Most people I know are not too concerned with fashion. They tend to disassociate themselves from words such as “trendy” or “fashionista.” Very few students, understandably, spend a large quantity of time and money on their clothing; myself included. The horrible thing about fast fashion is that it touches everyone who wears clothes. Even if it’s just shirts purchased from your favorite band, it contributes to the problem.
Specifically, fast fashion as a term refers to the means used to produce our clothes. Before the 1990s, most clothing was made from cotton and natural fibers. Both designers and stores released collections according to the seasons. Over the past thirty years, in an effort to sell more and therefore make more money, companies have gone from producing clothing each season to each and every week.
Once a week, a huge amount of clothing is produced. This clothing is usually synthetic, so it takes a large amount of chemicals and energy to be produced. Polyester, nylon, rayon and other fibers are all plastics that create toxic emissions from their production. The fabrics must then be dyed with other toxic chemicals. Eventually, they are sewn together in wretched, old buildings that often kill the workers inside them. Workers do not even walk away with enough money to live. Of course, this industry takes place in poor countries that have no other economy besides the textile industry. Thus, they cannot make any demands from large corporations. As a result of this process, chemicals pollute the water and air that we all need to survive, on a weekly basis and on a massive scale.

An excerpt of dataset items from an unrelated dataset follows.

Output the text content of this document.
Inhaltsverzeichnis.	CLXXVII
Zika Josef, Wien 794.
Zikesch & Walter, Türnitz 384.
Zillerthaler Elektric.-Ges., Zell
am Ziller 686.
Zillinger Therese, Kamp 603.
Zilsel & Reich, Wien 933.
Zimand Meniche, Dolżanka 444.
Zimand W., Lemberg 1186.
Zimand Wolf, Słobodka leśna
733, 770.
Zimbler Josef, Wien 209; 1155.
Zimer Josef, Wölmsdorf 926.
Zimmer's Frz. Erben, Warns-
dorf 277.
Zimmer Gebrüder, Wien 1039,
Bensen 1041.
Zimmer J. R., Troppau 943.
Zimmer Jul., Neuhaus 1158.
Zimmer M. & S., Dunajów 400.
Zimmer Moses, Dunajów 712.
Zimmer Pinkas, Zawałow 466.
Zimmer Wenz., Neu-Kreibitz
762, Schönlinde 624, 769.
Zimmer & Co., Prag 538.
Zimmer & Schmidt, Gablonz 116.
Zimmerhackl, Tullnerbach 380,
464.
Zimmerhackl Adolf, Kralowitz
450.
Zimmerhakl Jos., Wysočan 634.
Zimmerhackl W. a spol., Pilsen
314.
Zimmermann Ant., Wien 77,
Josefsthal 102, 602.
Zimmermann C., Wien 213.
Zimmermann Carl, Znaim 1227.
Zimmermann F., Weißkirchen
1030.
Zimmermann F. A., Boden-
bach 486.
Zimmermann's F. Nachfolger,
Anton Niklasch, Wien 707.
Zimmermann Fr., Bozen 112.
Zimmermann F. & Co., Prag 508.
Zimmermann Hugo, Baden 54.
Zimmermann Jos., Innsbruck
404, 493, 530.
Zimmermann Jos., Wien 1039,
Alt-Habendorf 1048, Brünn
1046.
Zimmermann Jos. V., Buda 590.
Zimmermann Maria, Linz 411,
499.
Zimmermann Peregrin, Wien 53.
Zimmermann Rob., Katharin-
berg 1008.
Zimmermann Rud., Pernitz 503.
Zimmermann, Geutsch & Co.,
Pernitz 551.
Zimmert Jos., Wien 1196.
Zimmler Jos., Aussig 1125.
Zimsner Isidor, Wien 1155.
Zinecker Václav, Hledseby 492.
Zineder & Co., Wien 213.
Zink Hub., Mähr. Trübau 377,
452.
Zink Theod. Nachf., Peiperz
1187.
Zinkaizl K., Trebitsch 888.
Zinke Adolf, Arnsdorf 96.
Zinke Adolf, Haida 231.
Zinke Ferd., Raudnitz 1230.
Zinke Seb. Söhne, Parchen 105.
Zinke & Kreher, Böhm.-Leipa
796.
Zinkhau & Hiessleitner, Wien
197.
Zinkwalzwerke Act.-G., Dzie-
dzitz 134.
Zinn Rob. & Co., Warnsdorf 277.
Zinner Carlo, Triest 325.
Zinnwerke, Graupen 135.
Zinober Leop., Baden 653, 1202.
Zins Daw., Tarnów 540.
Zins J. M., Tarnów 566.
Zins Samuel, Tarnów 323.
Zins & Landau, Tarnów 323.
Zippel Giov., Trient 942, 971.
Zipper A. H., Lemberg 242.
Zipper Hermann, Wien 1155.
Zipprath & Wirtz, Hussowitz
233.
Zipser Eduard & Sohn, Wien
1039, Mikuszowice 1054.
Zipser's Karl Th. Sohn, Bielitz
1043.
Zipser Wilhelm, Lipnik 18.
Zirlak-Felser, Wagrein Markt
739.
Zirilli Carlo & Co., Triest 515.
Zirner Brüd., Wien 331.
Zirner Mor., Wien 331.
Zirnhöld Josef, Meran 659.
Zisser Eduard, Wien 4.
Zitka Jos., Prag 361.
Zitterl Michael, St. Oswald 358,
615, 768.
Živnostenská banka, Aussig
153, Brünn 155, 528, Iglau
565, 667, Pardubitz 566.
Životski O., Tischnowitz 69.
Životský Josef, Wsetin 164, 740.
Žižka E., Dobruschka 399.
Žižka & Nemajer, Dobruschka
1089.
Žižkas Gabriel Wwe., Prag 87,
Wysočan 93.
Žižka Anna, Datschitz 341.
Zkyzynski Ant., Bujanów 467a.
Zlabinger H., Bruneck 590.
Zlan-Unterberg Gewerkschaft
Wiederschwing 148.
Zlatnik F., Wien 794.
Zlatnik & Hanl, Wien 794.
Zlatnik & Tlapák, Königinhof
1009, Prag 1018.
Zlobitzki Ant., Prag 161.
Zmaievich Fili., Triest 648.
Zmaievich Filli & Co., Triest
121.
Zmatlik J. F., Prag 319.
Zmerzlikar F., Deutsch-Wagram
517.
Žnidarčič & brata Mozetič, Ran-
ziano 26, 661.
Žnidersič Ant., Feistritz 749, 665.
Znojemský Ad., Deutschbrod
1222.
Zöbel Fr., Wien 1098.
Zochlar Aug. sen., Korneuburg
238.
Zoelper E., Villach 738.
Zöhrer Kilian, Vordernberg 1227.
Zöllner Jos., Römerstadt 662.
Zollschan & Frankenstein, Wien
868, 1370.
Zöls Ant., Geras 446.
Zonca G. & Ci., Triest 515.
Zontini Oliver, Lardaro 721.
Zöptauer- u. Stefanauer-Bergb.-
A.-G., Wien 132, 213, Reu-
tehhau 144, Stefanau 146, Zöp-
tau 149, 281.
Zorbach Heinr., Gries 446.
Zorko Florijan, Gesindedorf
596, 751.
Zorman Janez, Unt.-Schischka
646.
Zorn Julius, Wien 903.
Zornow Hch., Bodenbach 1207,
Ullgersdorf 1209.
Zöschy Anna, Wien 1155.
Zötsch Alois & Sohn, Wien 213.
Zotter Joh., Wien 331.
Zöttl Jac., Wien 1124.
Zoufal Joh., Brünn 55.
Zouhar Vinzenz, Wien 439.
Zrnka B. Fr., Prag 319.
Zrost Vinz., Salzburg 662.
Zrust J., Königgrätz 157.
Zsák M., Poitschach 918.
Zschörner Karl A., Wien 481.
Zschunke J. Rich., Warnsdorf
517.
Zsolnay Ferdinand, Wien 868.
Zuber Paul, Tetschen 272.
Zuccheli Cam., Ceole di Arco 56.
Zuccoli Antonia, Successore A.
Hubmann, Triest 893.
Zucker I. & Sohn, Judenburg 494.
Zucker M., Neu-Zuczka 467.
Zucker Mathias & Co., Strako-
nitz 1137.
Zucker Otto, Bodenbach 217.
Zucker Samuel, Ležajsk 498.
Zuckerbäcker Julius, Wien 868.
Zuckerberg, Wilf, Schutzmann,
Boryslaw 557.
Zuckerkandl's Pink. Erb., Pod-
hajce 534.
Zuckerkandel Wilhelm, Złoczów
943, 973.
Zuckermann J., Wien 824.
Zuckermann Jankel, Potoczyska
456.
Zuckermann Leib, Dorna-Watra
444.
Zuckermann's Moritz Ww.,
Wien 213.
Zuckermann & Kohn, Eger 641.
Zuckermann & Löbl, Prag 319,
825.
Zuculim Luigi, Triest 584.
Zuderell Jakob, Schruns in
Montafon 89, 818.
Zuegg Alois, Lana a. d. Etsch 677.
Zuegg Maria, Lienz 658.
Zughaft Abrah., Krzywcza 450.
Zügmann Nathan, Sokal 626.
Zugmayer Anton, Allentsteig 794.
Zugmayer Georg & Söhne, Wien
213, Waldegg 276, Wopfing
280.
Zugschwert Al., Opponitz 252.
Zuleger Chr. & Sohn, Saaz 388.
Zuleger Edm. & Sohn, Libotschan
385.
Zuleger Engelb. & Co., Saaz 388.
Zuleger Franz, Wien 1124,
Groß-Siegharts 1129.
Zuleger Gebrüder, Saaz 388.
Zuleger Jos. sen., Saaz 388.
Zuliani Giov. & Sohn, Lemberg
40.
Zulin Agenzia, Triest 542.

After the clothing is made, because there is such a large supply that is so cheaply made, you can walk into a department store and buy a new shirt on clearance for $3. Clothing prices, as the world’s resources continue to dwindle, are the one thing that has been going down, in spite of all other increasing costs. When someone buys a $3 shirt, it will probably rip after a couple of washings, or they’ll soon replace it with more cheap shirts. This is the point when clothing is discarded. People get rid of their clothing almost as quickly as they buy it.
After it is donated, fast fashion clothing will be sent to people in need. The tragedy in this is that the clothing is still made poorly, cheaply and cannot withstand the harsh environments poorer people live in. Third world countries to do not want your flimsy hand-me downs. Either way, the textile ends up in a landfill where it sits for hundreds of years. On a similar note, because fast fashion companies make more clothing than they can sell within a week, whatever sits on clearance is ultimately shredded and thrown out. It never gets worn and becomes a fraction of the tons and tons of textile waste America creates each year.
It sounds like a dire situation because it is.